Steve Payne, the managing director for housing improvements and preservation in Washington state, said, "We'd hoped ARRA would be a bridge to recovery," but admitted that Washington's economy is still struggling, with an unemployment rate hovering around 9.3 percent. People hired and trained by ARRA, Payne worries, will have trouble finding jobs when the program ends. Still, he says, things could have been far worse if it hadn't been for ARRA and other recovery funds.
"We can feel good in the weatherization program that we did give people jobs, we did support those local businesses, we did make a difference to local households."
But whether those jobs will extend past the ARRA period is in question. While Recovery Act funds have allowed local agencies and businesses to build capacity, train workers and invest in equipment, the for-profit weatherization market that the administration hoped would emerge has yet to materialize -- at least right now. Payne thinks that the struggle to cope with reduced budgets has increased awareness of and interest in energy conservation measures, but that most people just don't have the cash to undertake renovations themselves.

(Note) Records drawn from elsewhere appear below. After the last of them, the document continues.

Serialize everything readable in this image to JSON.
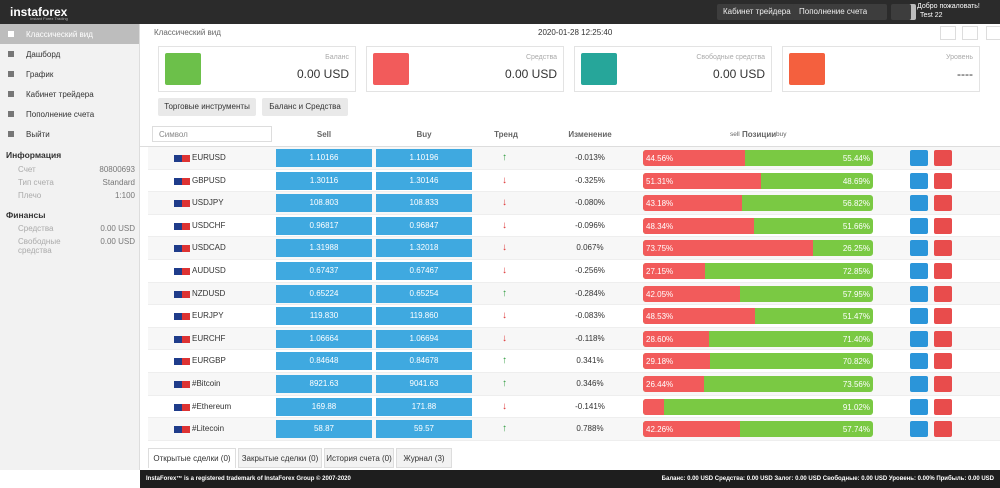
{
  "header": {
    "logo": "instaforex",
    "logo_sub": "Instant Forex Trading",
    "buttons": [
      "Кабинет трейдера",
      "Пополнение счета"
    ],
    "welcome": "Добро пожаловать!",
    "user": "Test 22"
  },
  "sidebar": {
    "menu": [
      "Классический вид",
      "Дашборд",
      "График",
      "Кабинет трейдера",
      "Пополнение счета",
      "Выйти"
    ],
    "info_title": "Информация",
    "info": [
      [
        "Счет",
        "80800693"
      ],
      [
        "Тип счета",
        "Standard"
      ],
      [
        "Плечо",
        "1:100"
      ]
    ],
    "finance_title": "Финансы",
    "finance": [
      [
        "Средства",
        "0.00 USD"
      ],
      [
        "Свободные средства",
        "0.00 USD"
      ]
    ]
  },
  "toolbar": {
    "view": "Классический вид",
    "datetime": "2020-01-28 12:25:40"
  },
  "cards": [
    {
      "label": "Баланс",
      "value": "0.00 USD",
      "color": "#6cc04a"
    },
    {
      "label": "Средства",
      "value": "0.00 USD",
      "color": "#f25b5b"
    },
    {
      "label": "Свободные средства",
      "value": "0.00 USD",
      "color": "#26a69a"
    },
    {
      "label": "Уровень",
      "value": "----",
      "color": "#f4603e"
    }
  ],
  "tabs": [
    "Торговые инструменты",
    "Баланс и Средства"
  ],
  "table": {
    "headers": {
      "symbol": "Символ",
      "sell": "Sell",
      "buy": "Buy",
      "trend": "Тренд",
      "change": "Изменение",
      "pos_sell": "sell",
      "pos": "Позиции",
      "pos_buy": "buy"
    },
    "rows": [
      {
        "symbol": "EURUSD",
        "sell": "1.10166",
        "buy": "1.10196",
        "trend": "up",
        "change": "-0.013%",
        "pos_sell": "44.56%",
        "pos_buy": "55.44%"
      },
      {
        "symbol": "GBPUSD",
        "sell": "1.30116",
        "buy": "1.30146",
        "trend": "down",
        "change": "-0.325%",
        "pos_sell": "51.31%",
        "pos_buy": "48.69%"
      },
      {
        "symbol": "USDJPY",
        "sell": "108.803",
        "buy": "108.833",
        "trend": "down",
        "change": "-0.080%",
        "pos_sell": "43.18%",
        "pos_buy": "56.82%"
      },
      {
        "symbol": "USDCHF",
        "sell": "0.96817",
        "buy": "0.96847",
        "trend": "down",
        "change": "-0.096%",
        "pos_sell": "48.34%",
        "pos_buy": "51.66%"
      },
      {
        "symbol": "USDCAD",
        "sell": "1.31988",
        "buy": "1.32018",
        "trend": "down",
        "change": "0.067%",
        "pos_sell": "73.75%",
        "pos_buy": "26.25%"
      },
      {
        "symbol": "AUDUSD",
        "sell": "0.67437",
        "buy": "0.67467",
        "trend": "down",
        "change": "-0.256%",
        "pos_sell": "27.15%",
        "pos_buy": "72.85%"
      },
      {
        "symbol": "NZDUSD",
        "sell": "0.65224",
        "buy": "0.65254",
        "trend": "up",
        "change": "-0.284%",
        "pos_sell": "42.05%",
        "pos_buy": "57.95%"
      },
      {
        "symbol": "EURJPY",
        "sell": "119.830",
        "buy": "119.860",
        "trend": "down",
        "change": "-0.083%",
        "pos_sell": "48.53%",
        "pos_buy": "51.47%"
      },
      {
        "symbol": "EURCHF",
        "sell": "1.06664",
        "buy": "1.06694",
        "trend": "down",
        "change": "-0.118%",
        "pos_sell": "28.60%",
        "pos_buy": "71.40%"
      },
      {
        "symbol": "EURGBP",
        "sell": "0.84648",
        "buy": "0.84678",
        "trend": "up",
        "change": "0.341%",
        "pos_sell": "29.18%",
        "pos_buy": "70.82%"
      },
      {
        "symbol": "#Bitcoin",
        "sell": "8921.63",
        "buy": "9041.63",
        "trend": "up",
        "change": "0.346%",
        "pos_sell": "26.44%",
        "pos_buy": "73.56%"
      },
      {
        "symbol": "#Ethereum",
        "sell": "169.88",
        "buy": "171.88",
        "trend": "down",
        "change": "-0.141%",
        "pos_sell": null,
        "pos_buy": "91.02%"
      },
      {
        "symbol": "#Litecoin",
        "sell": "58.87",
        "buy": "59.57",
        "trend": "up",
        "change": "0.788%",
        "pos_sell": "42.26%",
        "pos_buy": "57.74%"
      }
    ]
  },
  "bottom_tabs": [
    "Открытые сделки (0)",
    "Закрытые сделки (0)",
    "История счета (0)",
    "Журнал (3)"
  ],
  "footer": {
    "left": "InstaForex™ is a registered trademark of InstaForex Group © 2007-2020",
    "right": "Баланс: 0.00 USD Средства: 0.00 USD Залог: 0.00 USD Свободные: 0.00 USD Уровень: 0.00% Прибыль: 0.00 USD"
  }
}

But that doesn't mean that weatherization isn't a good investment; upfront costs are a hard sell even for things that pay for themselves in the long run, and that's particularly true in a recession. In fact, weatherization is exactly the kind of thing we should be funding; it's something that people would like to do but cannot afford during the downturn. Indeed, the Brookings Institution and the U.S. Council on Green Buildings project significant growth in the green construction industry over the next few years, meaning that the prospects for workers who have received weatherization training under ARRA are good in the long run: Funding weatherization at a heightened level now could help ease the transition while the industry continues to get off the ground.
Instead of increasing funding for the regular weatherization assistance program, however, the Obama administration is said to be seeking to move away from directly subsidizing weatherization toward competitive funding programs like the Social Innovation Fund and Race to the Top grants. Prospects are even worse in Congress: The 2012 budget passed by the House would allocate just $33 million to weatherization, an 80 percent cut from the 2011 budget that would essentially kill the program. The bill going before the Senate would freeze 2012 funding at the 2011 level of $174 million, which would keep the program running but fail to take advantage of the increase in capacity that resulted from ARRA.

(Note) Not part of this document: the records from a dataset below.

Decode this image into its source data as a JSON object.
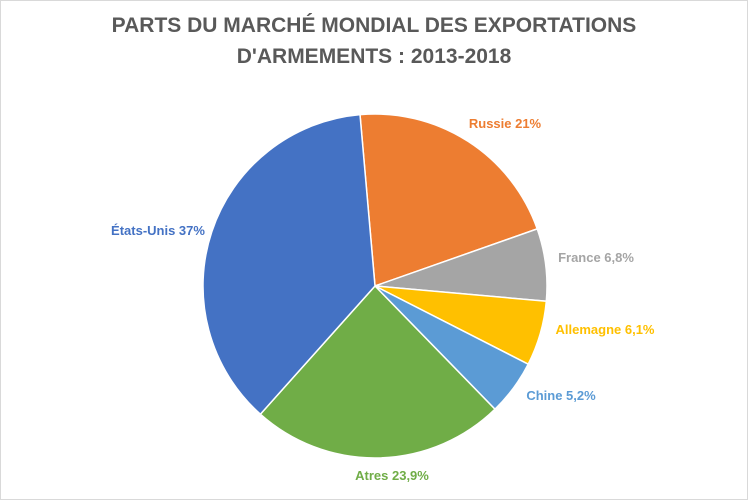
{
  "chart_data": {
    "type": "pie",
    "title_lines": [
      "PARTS DU MARCHÉ MONDIAL DES EXPORTATIONS",
      "D'ARMEMENTS : 2013-2018"
    ],
    "slices": [
      {
        "name": "Russie",
        "value": 21,
        "label": "Russie 21%",
        "color": "#ED7D31"
      },
      {
        "name": "France",
        "value": 6.8,
        "label": "France 6,8%",
        "color": "#A5A5A5"
      },
      {
        "name": "Allemagne",
        "value": 6.1,
        "label": "Allemagne 6,1%",
        "color": "#FFC000"
      },
      {
        "name": "Chine",
        "value": 5.2,
        "label": "Chine 5,2%",
        "color": "#5B9BD5"
      },
      {
        "name": "Atres",
        "value": 23.9,
        "label": "Atres 23,9%",
        "color": "#70AD47"
      },
      {
        "name": "États-Unis",
        "value": 37,
        "label": "États-Unis 37%",
        "color": "#4472C4"
      }
    ],
    "start_angle_deg": -5
  }
}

Furthermore, funding for CAAs themselves is also in peril: Obama's proposed 2012 budget would cut community services block grants, the main source of support for CAAs, in half. Obama went so far as to mention the cuts in his State of the Union address earlier this year as an example of his willingness to compromise, stating that "I've proposed cuts to things I care deeply about, like community action programs." Cutting funding to CAAs would put a strain on the networks of people, skills and organizations that made the WAP ramp-up a success, and could undermine the capacity to implement such large-scale projects in the future.
This is the reality of policy success in the Great Recession. The scale-up of WAP built the capacity to undertake an enormous number of projects that advance a number of widely agreed-upon goals, but instead of taking advantage of the investments already made, certain elements of Congress -- we all know which ones -- are proposing to jettison the endeavor entirely. This is exactly the kind of program we should be funding while we work toward longer-term job and energy solutions, but instead we seem set on bleeding ourselves to death.